Physics-informed neural networks (PINNs) are often selected by a single scalar loss even when the quantity of interest is more specific. We study a hybrid design in which the governing PDE residual remains automatic-differentiation (AD) based, while finite differences (FD) appear only in a weak auxiliary term that penalizes gradients of the sampled residual field. The FD term regularizes the residual field without replacing the PDE residual itself. We examine this idea in two stages. Stage 1 is a controlled Poisson benchmark comparing a baseline PINN, the FD residual-gradient regularizer, and a matched AD residual-gradient baseline. Stage 2 transfers the same logic to a three-dimensional annular heat-conduction benchmark (PINN3D), where baseline errors concentrate near a wavy outer wall and the auxiliary grid is implemented as a body-fitted shell adjacent to the wall. In Stage 1, the FD regularizer reproduces the main effect of residual-gradient control while exposing a trade-off between field accuracy and residual cleanliness. In Stage 2, the shell regularizer improves the application-facing quantities, namely outer-wall flux and boundary-condition behavior. Across seeds 0-5 and 100k epochs, the most reliable tested configuration is a fixed shell weight of 5e-4 under the Kourkoutas-beta optimizer regime: relative to a matched run without the shell term, it reduces the mean outer-wall BC RMSE from 1.22e-2 to 9.29e-4 and the mean wall-flux RMSE from 9.21e-3 to 9.63e-4. Adam with beta2=0.999 becomes usable when the initial learning rate is reduced to 1e-3, although its shell benefit is less robust than under Kourkoutas-beta. Overall, the results support a targeted view of hybrid PINNs: an auxiliary-only FD regularizer is most valuable when it is aligned with the physical quantity of interest, here the outer-wall flux.

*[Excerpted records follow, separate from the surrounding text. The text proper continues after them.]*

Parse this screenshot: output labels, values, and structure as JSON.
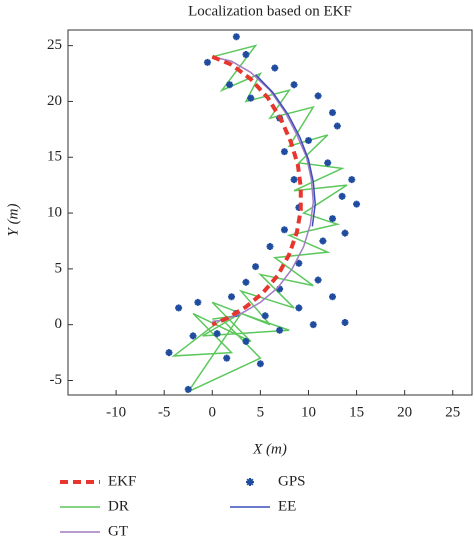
{
  "chart_data": {
    "type": "line",
    "title": "Localization based on EKF",
    "x_label": "X (m)",
    "y_label": "Y (m)",
    "xlim": [
      -15,
      27
    ],
    "ylim": [
      -6.3,
      26.4
    ],
    "xticks": [
      -10,
      -5,
      0,
      5,
      10,
      15,
      20,
      25
    ],
    "yticks": [
      -5,
      0,
      5,
      10,
      15,
      20,
      25
    ],
    "series": [
      {
        "name": "EKF",
        "color": "#e8362e",
        "style": "dashed",
        "x": [
          0,
          2,
          4,
          5.8,
          7.2,
          8.2,
          8.9,
          9.2,
          9.2,
          8.8,
          8,
          6.8,
          5.2,
          3.5,
          1.6,
          0
        ],
        "values": [
          24,
          23.3,
          22,
          20.3,
          18.3,
          16.3,
          14.3,
          12.3,
          10.3,
          8.3,
          6.3,
          4.4,
          2.8,
          1.6,
          0.6,
          0
        ]
      },
      {
        "name": "DR",
        "color": "#5cc85c",
        "style": "solid",
        "x": [
          0,
          4.5,
          1,
          5,
          3.5,
          8,
          6,
          10.5,
          8,
          12,
          9,
          13.5,
          8.5,
          14,
          9.5,
          13,
          8,
          12,
          6.5,
          10.5,
          5,
          8.5,
          3,
          6,
          0,
          4,
          -2,
          2,
          -4,
          1,
          5,
          -2.5,
          3,
          8,
          -1,
          2.5,
          0
        ],
        "values": [
          24,
          25,
          21,
          22.5,
          20,
          21,
          18.5,
          19.5,
          16,
          17,
          14.5,
          14,
          12,
          12.5,
          10,
          9,
          8,
          6.5,
          6,
          3.5,
          4.5,
          1.5,
          3,
          0,
          2,
          -1.5,
          1,
          -2.5,
          -2.8,
          0.5,
          -3,
          -6,
          1,
          -0.5,
          -1,
          0.8,
          0.5
        ]
      },
      {
        "name": "GT",
        "color": "#a27cc4",
        "style": "solid",
        "x": [
          0,
          2,
          4,
          6,
          7.6,
          8.8,
          9.8,
          10.3,
          10.5,
          10.2,
          9.5,
          8.3,
          6.8,
          5,
          3,
          1,
          0
        ],
        "values": [
          24,
          23.6,
          22.6,
          21,
          19,
          17,
          15,
          13,
          11,
          9,
          7,
          5,
          3.3,
          2,
          1,
          0.4,
          0.3
        ]
      },
      {
        "name": "GPS",
        "color": "#1f4c9e",
        "style": "marker",
        "x": [
          2.5,
          -0.5,
          1.8,
          4,
          3.5,
          6.5,
          8.5,
          11,
          7,
          12.5,
          10,
          13,
          7.5,
          12,
          14.5,
          8.5,
          13.5,
          9,
          12.5,
          15,
          7.5,
          11.5,
          6,
          13.8,
          9,
          4.5,
          11,
          7,
          3.5,
          12.5,
          9,
          5.5,
          2,
          -1.5,
          -3.5,
          0.5,
          3.5,
          7,
          10.5,
          -2,
          -4.5,
          1.5,
          5,
          -2.5,
          13.8,
          2.5
        ],
        "values": [
          25.8,
          23.5,
          21.5,
          20.3,
          24.2,
          23,
          21.5,
          20.5,
          18.5,
          19,
          16.5,
          17.8,
          15.5,
          14.5,
          13,
          13,
          11.5,
          10.5,
          9.5,
          10.8,
          8.5,
          7.5,
          7,
          8.2,
          5.5,
          5.2,
          4,
          3.2,
          3.8,
          2.5,
          1.5,
          0.8,
          2.5,
          2,
          1.5,
          -0.8,
          -1.5,
          -0.5,
          0,
          -1,
          -2.5,
          -3,
          -3.5,
          -5.8,
          0.2,
          1
        ]
      },
      {
        "name": "EE",
        "color": "#3a4fb8",
        "style": "solid",
        "x": [
          4.5,
          6.3,
          7.9,
          9.1,
          10,
          10.5,
          10.7,
          10.4
        ],
        "values": [
          22.4,
          20.8,
          18.8,
          16.8,
          14.8,
          12.8,
          10.8,
          8.8
        ]
      }
    ]
  }
}
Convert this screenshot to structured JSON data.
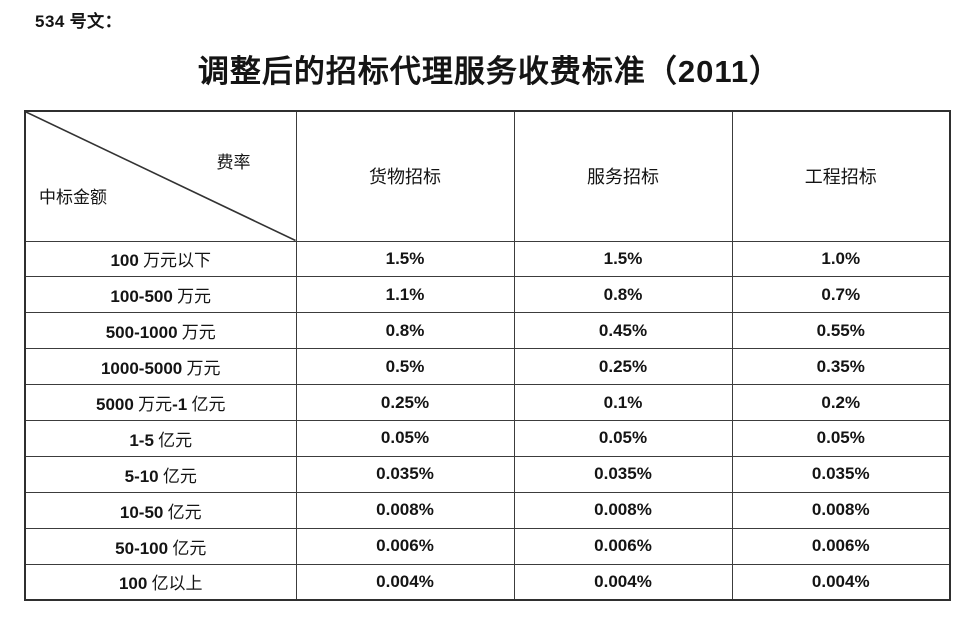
{
  "page": {
    "doc_label": "534 号文：",
    "title": "调整后的招标代理服务收费标准（2011）"
  },
  "colors": {
    "text": "#141414",
    "border": "#3c3c3c",
    "background": "#ffffff"
  },
  "table": {
    "corner": {
      "top_right": "费率",
      "bottom_left": "中标金额"
    },
    "columns": [
      "货物招标",
      "服务招标",
      "工程招标"
    ],
    "rows": [
      {
        "amount": "100 万元以下",
        "goods": "1.5%",
        "services": "1.5%",
        "engineering": "1.0%"
      },
      {
        "amount": "100-500 万元",
        "goods": "1.1%",
        "services": "0.8%",
        "engineering": "0.7%"
      },
      {
        "amount": "500-1000 万元",
        "goods": "0.8%",
        "services": "0.45%",
        "engineering": "0.55%"
      },
      {
        "amount": "1000-5000 万元",
        "goods": "0.5%",
        "services": "0.25%",
        "engineering": "0.35%"
      },
      {
        "amount": "5000 万元-1 亿元",
        "goods": "0.25%",
        "services": "0.1%",
        "engineering": "0.2%"
      },
      {
        "amount": "1-5 亿元",
        "goods": "0.05%",
        "services": "0.05%",
        "engineering": "0.05%"
      },
      {
        "amount": "5-10 亿元",
        "goods": "0.035%",
        "services": "0.035%",
        "engineering": "0.035%"
      },
      {
        "amount": "10-50 亿元",
        "goods": "0.008%",
        "services": "0.008%",
        "engineering": "0.008%"
      },
      {
        "amount": "50-100 亿元",
        "goods": "0.006%",
        "services": "0.006%",
        "engineering": "0.006%"
      },
      {
        "amount": "100 亿以上",
        "goods": "0.004%",
        "services": "0.004%",
        "engineering": "0.004%"
      }
    ]
  }
}
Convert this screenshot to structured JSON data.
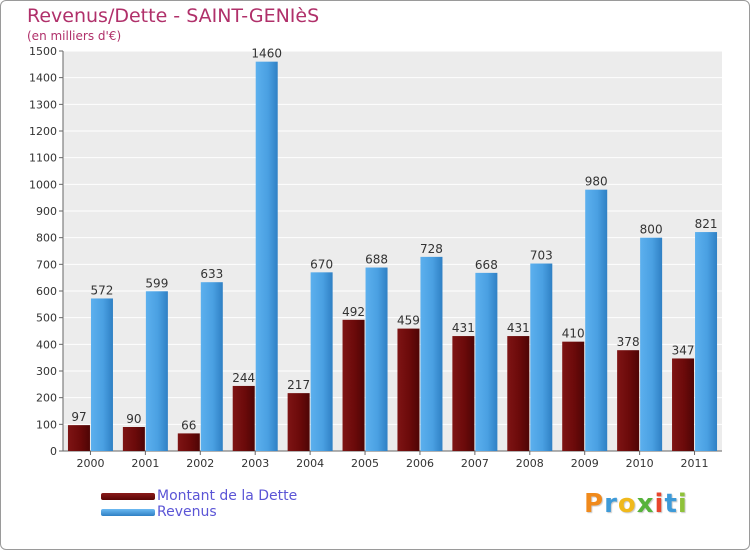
{
  "chart_data": {
    "type": "bar",
    "title": "Revenus/Dette - SAINT-GENIèS",
    "subtitle": "(en milliers d'€)",
    "xlabel": "",
    "ylabel": "",
    "categories": [
      "2000",
      "2001",
      "2002",
      "2003",
      "2004",
      "2005",
      "2006",
      "2007",
      "2008",
      "2009",
      "2010",
      "2011"
    ],
    "series": [
      {
        "name": "Montant de la Dette",
        "color": "#6b0a0a",
        "values": [
          97,
          90,
          66,
          244,
          217,
          492,
          459,
          431,
          431,
          410,
          378,
          347
        ]
      },
      {
        "name": "Revenus",
        "color": "#4aa0e2",
        "values": [
          572,
          599,
          633,
          1460,
          670,
          688,
          728,
          668,
          703,
          980,
          800,
          821
        ]
      }
    ],
    "ylim": [
      0,
      1500
    ],
    "yticks": [
      0,
      100,
      200,
      300,
      400,
      500,
      600,
      700,
      800,
      900,
      1000,
      1100,
      1200,
      1300,
      1400,
      1500
    ],
    "grid": true,
    "legend_position": "bottom-left"
  },
  "logo": {
    "letters": [
      "P",
      "r",
      "o",
      "x",
      "i",
      "t",
      "i"
    ],
    "colors": [
      "#f08a1c",
      "#3d9ad8",
      "#f0b91c",
      "#56b33b",
      "#e8452c",
      "#3d9ad8",
      "#8fc23a"
    ]
  }
}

翻译：物理信息神经网络（PINNs）常通过单一标量损失函数进行优化，即便实际关注的目标量具有更精细的物理特性。本文研究了一种混合设计：控制方程残差仍基于自动微分（AD），而有限差分（FD）仅以弱辅助项形式出现，用于惩罚采样残差场梯度。该FD项在不替代PDE残差本身的前提下，对残差场进行正则化。我们分两阶段验证该思想：第一阶段，在可控泊松问题基准测试中比较标准PINN、FD残差梯度正则化方法及匹配的AD残差梯度基线；第二阶段，将相同逻辑迁移至三维环形热传导基准（PINN3D），其中基线误差集中于波浪形外壁面附近，辅助网格采用贴附壁面的体拟合壳层实现。结果表明，在第一阶段，FD正则化复现了残差梯度控制的主要效果，但暴露出场精度与残差纯净度之间的权衡关系；在第二阶段，壳层正则化改善了外壁面热流与边界条件行为等面向应用的物理量。使用不同随机种子（0-5）及10万轮训练后，最可靠的配置为Kourkoutas-beta优化器配合固定壳层权重5e-4：相较于无壳层项的匹配实验，外壁面边界条件均方根误差（BC RMSE）从1.22e-2降至9.29e-4，壁面热流均方根误差从9.21e-3降至9.63e-4。当初始学习率降至1e-3时，采用beta2=0.999的Adam优化器亦可胜任，但其壳层收益的稳健性弱于Kourkoutas-beta策略。综合而言，实验结果支持混合PINNs的目标导向观点：当仅含辅助项的FD正则化与关注的物理量（此处为外壁面热流）对齐时，其价值最为显著。